Nancy Olson lends her expertise to help the local people
By Tina Snell, Staff Writer
Nancy Olson has been going to Guatemala every year since 1992. It’s not a trip to lay in the sun, swim and shop. It’s a trip with other medical personnel to help the Guatemalan people with various medical issues.
Olson is a registered nurse and works at St. Gabriel’s Hospital in Little Falls. She received her diploma from St. Mary’s in Rochester.
“My best friend in nursing school went to Guatemala and worked in an orphanage. She asked me to join her, saying once I went, I would be addicted,” Olson said. “But I couldn’t go until 1993 when Dr. Jim Weeks, who worked at St. Gabriel’s, was going. I knew it was time.”
Olson said the trips put her life in perspective.
“All the day to day things that upset us are very minor when seeing people trying to survive with no money, no food, no healthcare,” she said. “Compared to us, they have nothing.”
Her upcoming trip to Huehuetenango, Guatemala, begins March 14. She will travel with about 100 others, most from Central Minnesota, some from other states.
When there, the group stays in the hospital or in the army barracks. They sleep on cots, bringing all their own bedding, towels, etc. They have access to cooking facilities and the showers are communal.
Not all the group are medical personnel. Some travel with their spouses and help by cooking for the group, cleaning surgical instruments or move patients from area to area.
“There is plenty to do for anyone who wants to be part of the program,” said Olson. “The five – six cooks prepare three meals a day and keep us healthy by ensuring the fruits and vegetables are free of the bacteria that can make us ill.”
Interpreters are also needed. Besides those who travel with the group, students from the local American School come to help as part of their curriculum.
The trips are organized by Helps International whose mission is to provide enduring programs of practical, social and spiritual value to the people in the developing world through a system of partnership and mutual responsibility.
The group will work in a Huehuetenango hospital/clinic for one week. Olson is in charge of the clinic. There will be four – six doctors and nurses for each. They see from 60 – 100 patients each day, both from the town and from the surrounding rural areas.
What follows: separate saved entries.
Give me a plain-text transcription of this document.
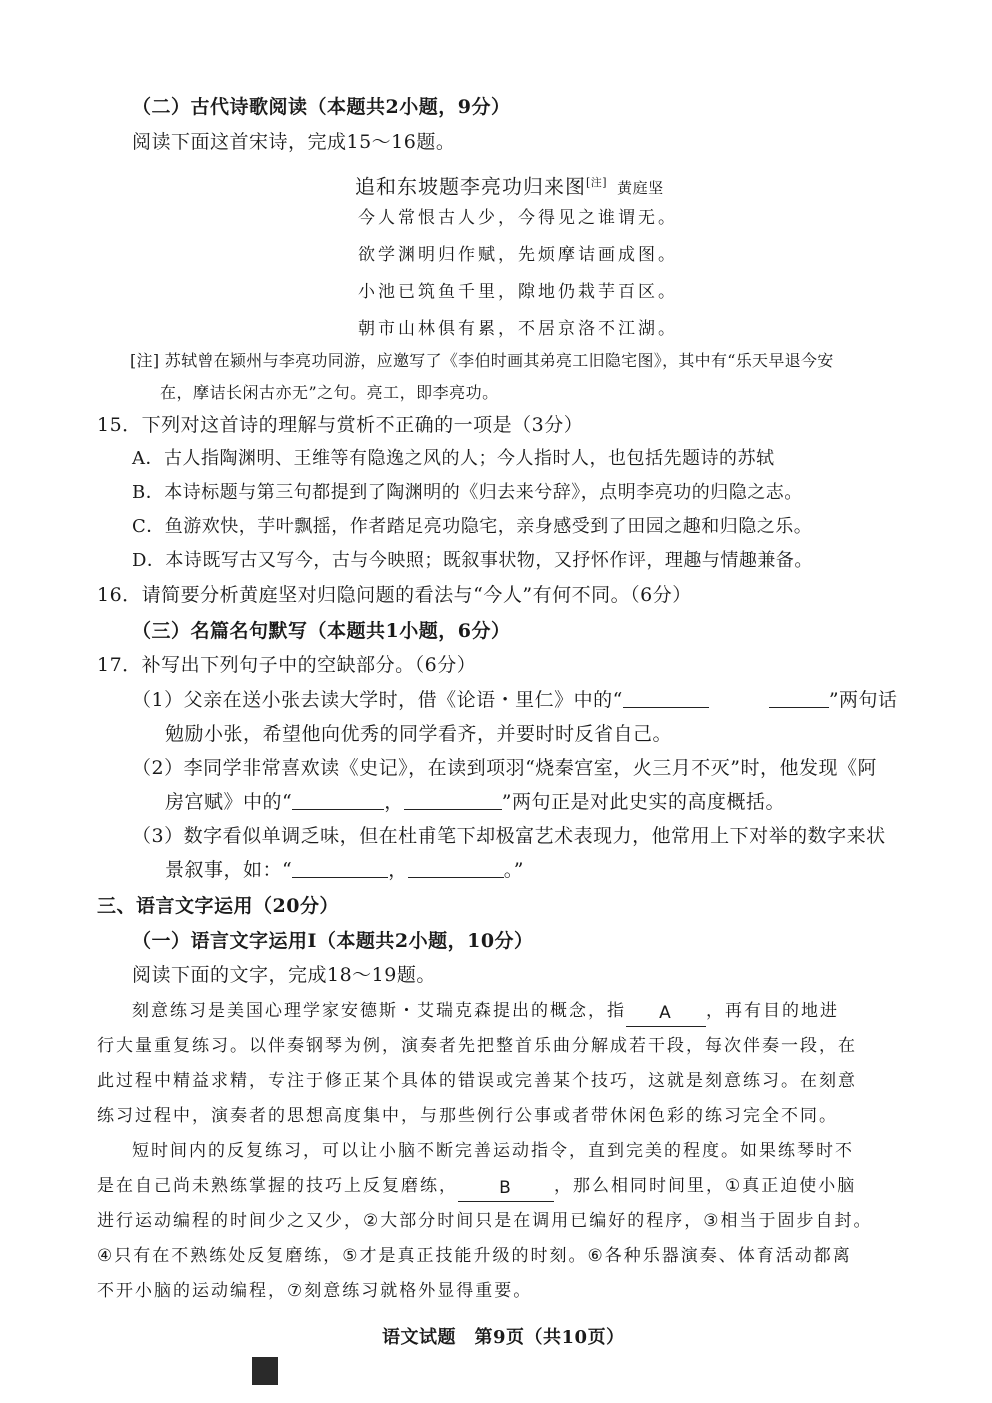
（二）古代诗歌阅读（本题共2小题，9分）
阅读下面这首宋诗，完成15～16题。
追和东坡题李亮功归来图[注] 黄庭坚
今人常恨古人少，今得见之谁谓无。
欲学渊明归作赋，先烦摩诘画成图。
小池已筑鱼千里，隙地仍栽芋百区。
朝市山林俱有累，不居京洛不江湖。
[注] 苏轼曾在颍州与李亮功同游，应邀写了《李伯时画其弟亮工旧隐宅图》，其中有“乐天早退今安
在，摩诘长闲古亦无”之句。亮工，即李亮功。
15．下列对这首诗的理解与赏析不正确的一项是（3分）
A．古人指陶渊明、王维等有隐逸之风的人；今人指时人，也包括先题诗的苏轼
B．本诗标题与第三句都提到了陶渊明的《归去来兮辞》，点明李亮功的归隐之志。
C．鱼游欢快，芋叶飘摇，作者踏足亮功隐宅，亲身感受到了田园之趣和归隐之乐。
D．本诗既写古又写今，古与今映照；既叙事状物，又抒怀作评，理趣与情趣兼备。
16．请简要分析黄庭坚对归隐问题的看法与“今人”有何不同。（6分）
（三）名篇名句默写（本题共1小题，6分）
17．补写出下列句子中的空缺部分。（6分）
（1）父亲在送小张去读大学时，借《论语・里仁》中的“	”两句话
勉励小张，希望他向优秀的同学看齐，并要时时反省自己。
（2）李同学非常喜欢读《史记》，在读到项羽“烧秦宫室，火三月不灭”时，他发现《阿
房宫赋》中的“	，	”两句正是对此史实的高度概括。
（3）数字看似单调乏味，但在杜甫笔下却极富艺术表现力，他常用上下对举的数字来状
景叙事，如：“	，	。”
三、语言文字运用（20分）
（一）语言文字运用Ⅰ（本题共2小题，10分）
阅读下面的文字，完成18～19题。
刻意练习是美国心理学家安德斯・艾瑞克森提出的概念，指 A ，再有目的地进
行大量重复练习。以伴奏钢琴为例，演奏者先把整首乐曲分解成若干段，每次伴奏一段，在
此过程中精益求精，专注于修正某个具体的错误或完善某个技巧，这就是刻意练习。在刻意
练习过程中，演奏者的思想高度集中，与那些例行公事或者带休闲色彩的练习完全不同。
短时间内的反复练习，可以让小脑不断完善运动指令，直到完美的程度。如果练琴时不
是在自己尚未熟练掌握的技巧上反复磨练， B ，那么相同时间里，①真正迫使小脑
进行运动编程的时间少之又少，②大部分时间只是在调用已编好的程序，③相当于固步自封。
④只有在不熟练处反复磨练，⑤才是真正技能升级的时刻。⑥各种乐器演奏、体育活动都离
不开小脑的运动编程，⑦刻意练习就格外显得重要。
语文试题　第9页（共10页）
A dental team will accompany the group and their primary job will be extractions and filling cavities.
There is also a surgical team that does skin grafts, cleft palates, hysterectomies and many hernia repairs.
“Without transportation, and many of the people don’t have animals to help, the people have to carry heavy loads, creating hernias,” said Olson.
An eye team will be traveling with the group to do necessary cataract surgeries along with pharmacists.
“We bring along the necessary medications for the Guatemalans,” she said. “We have learned from past performances what we will need. It’s mostly pain medications, antibiotics and saline for eyes.”
Olson said the people of Guatemala have fewer allergies to the medications because of less exposure to them. Their eyes are affected by the smoke from cooking on open fires in the home without vents.
“Another job we perform while there is installing O’Neil stoves with chimneys in their homes to help prevent eye irritation,” said Olson.
Over the years, Olson has established relationships with many of the people she travels with and with those who live in Guatemala.
“When the medical teams get together, it’s like a family reunion. We work together for a week in intense situations. We both laugh and cry together,” she said.
Olson said there are triumphs and losses the team has to contend with. She remembered a teen who had been brought in on a stretcher. He had been playing soccer and had become weak in the legs.
“Without X-rays or other medical equipment, the doctors determined he might have Gillain-Barré syndrome, a disorder affecting the peripheral nervous system,” said Olson. Paralysis starts in the feet and hands and migrates towards the person’s trunk.
“The doctors told the family the young man needed to go the Guatemala City’s hospital to live. But the family took him home because they didn’t trust the Guatemalan doctors. Besides, they did not have transportation or money,” said Olson. “The boy died and it tore us apart.”
The team felt they could have got the boy to the city, but the family still said, “No.’’
On a happier note, a baby girl came into the hospital, less than a year old, but didn’t weigh more than six pounds.
“The mother had several children and the father was not in the picture,” said Olson. “The family had no money, no food and no milk for the baby. The baby was lethargic; she was starving.”
The team got formula and clothing and in one week, she was acting just like a baby should with lots of smiles. The group then got formula for a year, clothing and money for food for the entire family.